The AP’s Candice Choi neatly wrapped up the new ingredient in the Goliath vs. David story of Unilever suing startup Hampton Creek for false advertising over what it says is a misleading suggestion that it contains eggs: “Hellmann's mayonnaise has some egg on its face.”
According to Choi’s widely distributed account, even as public health attorney and blogger Michele Simon was conversing with Hampton Creek founder John Tetrick about the case on the phone last Friday, “they noticed customer reviews on Unilever's websites for Hellmann's and Best Foods were being changed to describe some products as ‘mayonnaise dressing’ rather than ‘mayonnaise.’”
“The Unilever products in question do not have enough vegetable oil to qualify as mayonnaise,” Choi pounts out. “Mike Faherty, vice president of foods for Unilever North America, said the company decided to make the changes after the issues were raised in a letter from Hampton Creek on Nov. 4. In retrospect, Faherty said Unilever should've taken down the customer comments in question, rather than editing them.”

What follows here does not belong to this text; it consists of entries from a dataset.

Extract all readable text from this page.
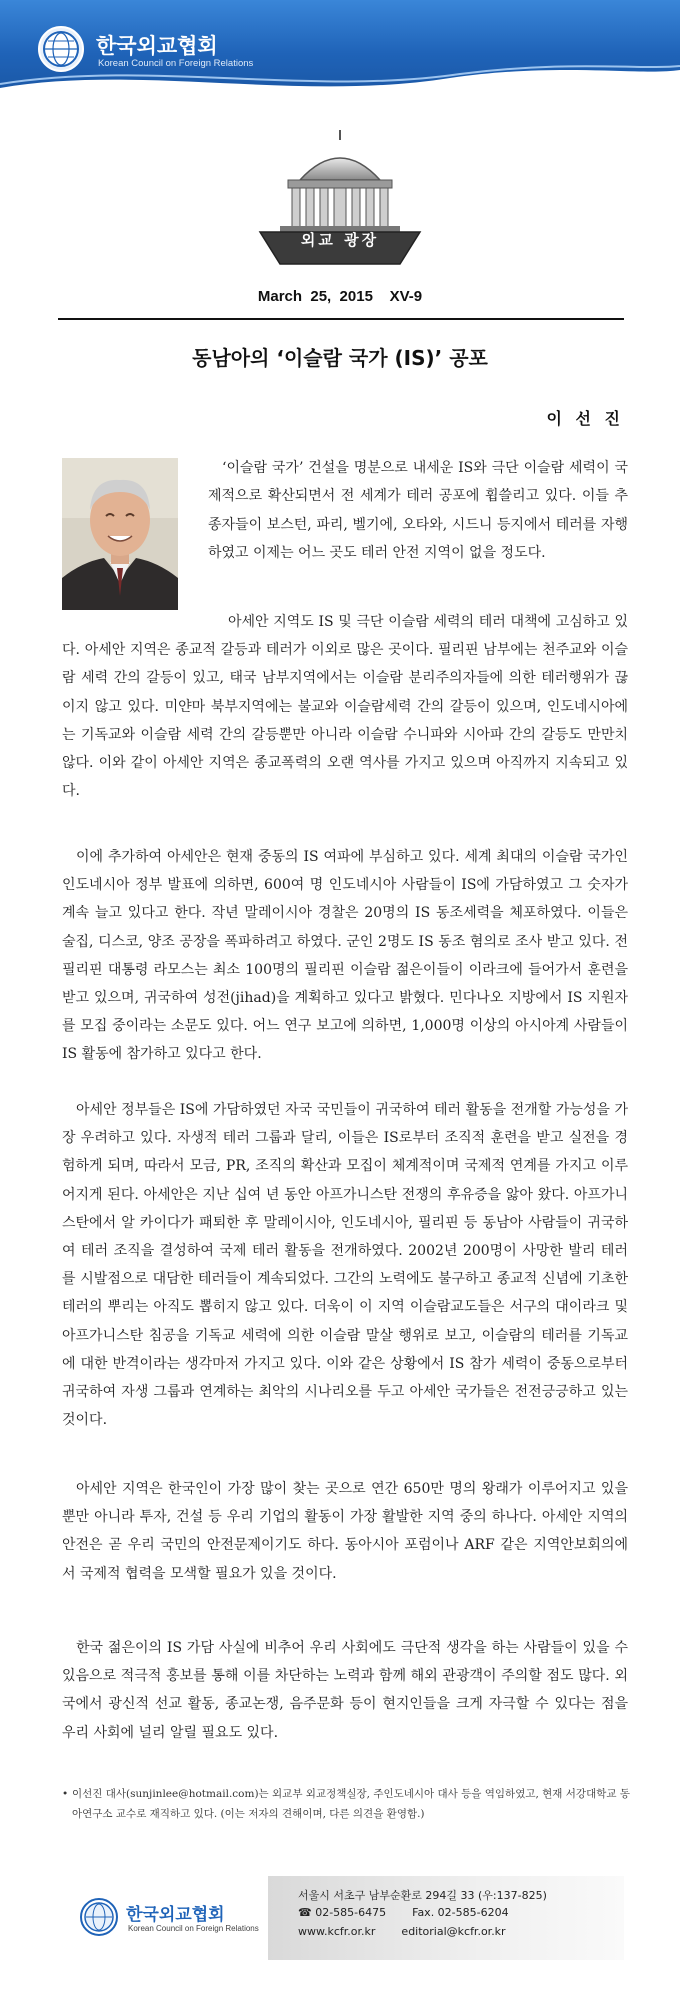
한국외교협회
Korean Council on Foreign Relations
외교 광장
March  25,  2015    XV-9
동남아의 ‘이슬람 국가 (IS)’ 공포
이 선 진
‘이슬람 국가’ 건설을 명분으로 내세운 IS와 극단 이슬람 세력이 국제적으로 확산되면서 전 세계가 테러 공포에 휩쓸리고 있다. 이들 추종자들이 보스턴, 파리, 벨기에, 오타와, 시드니 등지에서 테러를 자행하였고 이제는 어느 곳도 테러 안전 지역이 없을 정도다.
아세안 지역도 IS 및 극단 이슬람 세력의 테러 대책에 고심하고 있다. 아세안 지역은 종교적 갈등과 테러가 이외로 많은 곳이다. 필리핀 남부에는 천주교와 이슬람 세력 간의 갈등이 있고, 태국 남부지역에서는 이슬람 분리주의자들에 의한 테러행위가 끊이지 않고 있다. 미얀마 북부지역에는 불교와 이슬람세력 간의 갈등이 있으며, 인도네시아에는 기독교와 이슬람 세력 간의 갈등뿐만 아니라 이슬람 수니파와 시아파 간의 갈등도 만만치 않다. 이와 같이 아세안 지역은 종교폭력의 오랜 역사를 가지고 있으며 아직까지 지속되고 있다.
이에 추가하여 아세안은 현재 중동의 IS 여파에 부심하고 있다. 세계 최대의 이슬람 국가인 인도네시아 정부 발표에 의하면, 600여 명 인도네시아 사람들이 IS에 가담하였고 그 숫자가 계속 늘고 있다고 한다. 작년 말레이시아 경찰은 20명의 IS 동조세력을 체포하였다. 이들은 술집, 디스코, 양조 공장을 폭파하려고 하였다. 군인 2명도 IS 동조 혐의로 조사 받고 있다. 전 필리핀 대통령 라모스는 최소 100명의 필리핀 이슬람 젊은이들이 이라크에 들어가서 훈련을 받고 있으며, 귀국하여 성전(jihad)을 계획하고 있다고 밝혔다. 민다나오 지방에서 IS 지원자를 모집 중이라는 소문도 있다. 어느 연구 보고에 의하면, 1,000명 이상의 아시아계 사람들이 IS 활동에 참가하고 있다고 한다.
아세안 정부들은 IS에 가담하였던 자국 국민들이 귀국하여 테러 활동을 전개할 가능성을 가장 우려하고 있다. 자생적 테러 그룹과 달리, 이들은 IS로부터 조직적 훈련을 받고 실전을 경험하게 되며, 따라서 모금, PR, 조직의 확산과 모집이 체계적이며 국제적 연계를 가지고 이루어지게 된다. 아세안은 지난 십여 년 동안 아프가니스탄 전쟁의 후유증을 앓아 왔다. 아프가니스탄에서 알 카이다가 패퇴한 후 말레이시아, 인도네시아, 필리핀 등 동남아 사람들이 귀국하여 테러 조직을 결성하여 국제 테러 활동을 전개하였다. 2002년 200명이 사망한 발리 테러를 시발점으로 대담한 테러들이 계속되었다. 그간의 노력에도 불구하고 종교적 신념에 기초한 테러의 뿌리는 아직도 뽑히지 않고 있다. 더욱이 이 지역 이슬람교도들은 서구의 대이라크 및 아프가니스탄 침공을 기독교 세력에 의한 이슬람 말살 행위로 보고, 이슬람의 테러를 기독교에 대한 반격이라는 생각마저 가지고 있다. 이와 같은 상황에서 IS 참가 세력이 중동으로부터 귀국하여 자생 그룹과 연계하는 최악의 시나리오를 두고 아세안 국가들은 전전긍긍하고 있는 것이다.
아세안 지역은 한국인이 가장 많이 찾는 곳으로 연간 650만 명의 왕래가 이루어지고 있을 뿐만 아니라 투자, 건설 등 우리 기업의 활동이 가장 활발한 지역 중의 하나다. 아세안 지역의 안전은 곧 우리 국민의 안전문제이기도 하다. 동아시아 포럼이나 ARF 같은 지역안보회의에서 국제적 협력을 모색할 필요가 있을 것이다.
한국 젊은이의 IS 가담 사실에 비추어 우리 사회에도 극단적 생각을 하는 사람들이 있을 수 있음으로 적극적 홍보를 통해 이를 차단하는 노력과 함께 해외 관광객이 주의할 점도 많다. 외국에서 광신적 선교 활동, 종교논쟁, 음주문화 등이 현지인들을 크게 자극할 수 있다는 점을 우리 사회에 널리 알릴 필요도 있다.
• 이선진 대사(sunjinlee@hotmail.com)는 외교부 외교정책실장, 주인도네시아 대사 등을 역임하였고, 현재 서강대학교 동아연구소 교수로 재직하고 있다. (이는 저자의 견해이며, 다른 의견을 환영함.)
한국외교협회
Korean Council on Foreign Relations
서울시 서초구 남부순환로 294길 33 (우:137-825)
☎ 02-585-6475 Fax. 02-585-6204
www.kcfr.or.kr editorial@kcfr.or.kr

Faherty and a spokeswoman offered other explanations for additional changes to the site and elsewhere online but the main effect was to give the story new impetus, which Tetrus gleefully acknowledges in Choi’s kicker. He points out that “many millions of people” have learned about his product over the past 10 days thanks to the exposure.
Unilever filed its suit against Hampton Creek in U.S. District Count in New Jersey on Oct. 31. Hampton Creek, which initially was distributed in Whole Food, is now being sold in more mainstream Walmart, Target and Dollar Tree stores.
“The consumer-products giant is demanding Hampton Creek change the label of its Just Mayo product, and is seeking compensation for unspecified damages,” against Hampton Creek, the Wall Street Journal’s Annie Gasparro reported on Nov. 10.
“Just Mayo’s label features a white egg cracked by a pea shoot, which Unilever contends violates federal law governing trademarks and advertising claims by giving consumers the false impression that the product contains eggs,” as the New York Times’ Stephanie Strom revealed last week. But Hampton Creek has retained the powerful law firm Boies, Schiller & Flexner and is collecting information for a countersuit, Strom reports in a piece filed nline yesterday.
“On Nov. 4, the company wrote to Unilever pointing out that it had used the word ‘mayo’ to describe products that do not meet the Food and Drug Administration’s definition of mayonnaise, which includes eggs and a certain percentage of oil,” Strom writes.
“We’ve been going back and forth with them because the simple fact that this has happened speaks to the larger issue, which is we need for our regulatory framework to be more into line with the way we hope people are starting to eat,” said Tetrick tells Strom.
Meanwhile, an “informal taste test” among 10 staffers in the Wall Street Journal’s Chicago bureau that pitted Just Mayo against Hellmann’s Real Mayonnaise and Kraft Real Mayo “suggests Unilever’s angst may be misplaced,” reports the WSJ’s Gasparro.
“Just Mayo got no votes for best tasting, and most of the participants could tell it was the eggless imposter, even without seeing the label,” Gasparro writes. “Hellmann’s has been around for more than a century…. But our taste-testers thought it was too runny and preferred the slightly tangier version by Kraft for best taste.”
Tangy or vintage, the overall appeal of the “Real” condiment has been thinning.
“The mayonnaise business faces real challenges. Data from Euromonitor International show Hellmann’s and Best Foods’ dollar sales in the U.S. both dropped in 2013, and the researcher expects them to fall again this year,” points outBloomberg Businessweek’s Venessa Wong.
“[Unilever’s] legal complaint blames Just Mayo for stealing market share. ‘As Hampton Creek’s distribution and advertising increases,’ the filing warns, ‘the irreparable harm to Unilever will continue and worsen.’”
“Stop Bullying Sustainable Food Companies,” a Change.org petition that accuses Unilever of “using inhumane, unsustainable, and unhealthy ingredients” in its own products while “flex[ing] its muscles to prevent a good-for-the-world startup company from succeeding,” has nearly 39,000 signatures towards its goal of 50,000 as of this morning and has been credited with sparking the news coverage.
“Since I started this petition, it's been mentioned in Time, the New York Times, the Wall Street Journal, NPR, and so many other media outlets,” Andrew Zimmern wrote in an update yesterday. “The story of Unilever's silly lawsuit against Hampton Creek is everywhere. Consumers love Just Mayo more than ever — including many who would never have tried this product if not for the frivolous lawsuit.”
Meanwhile, over at Unilever, corporate communications is dealing with “damned if you sue” even as its attorney’s make the case for “harmed if you don’t.”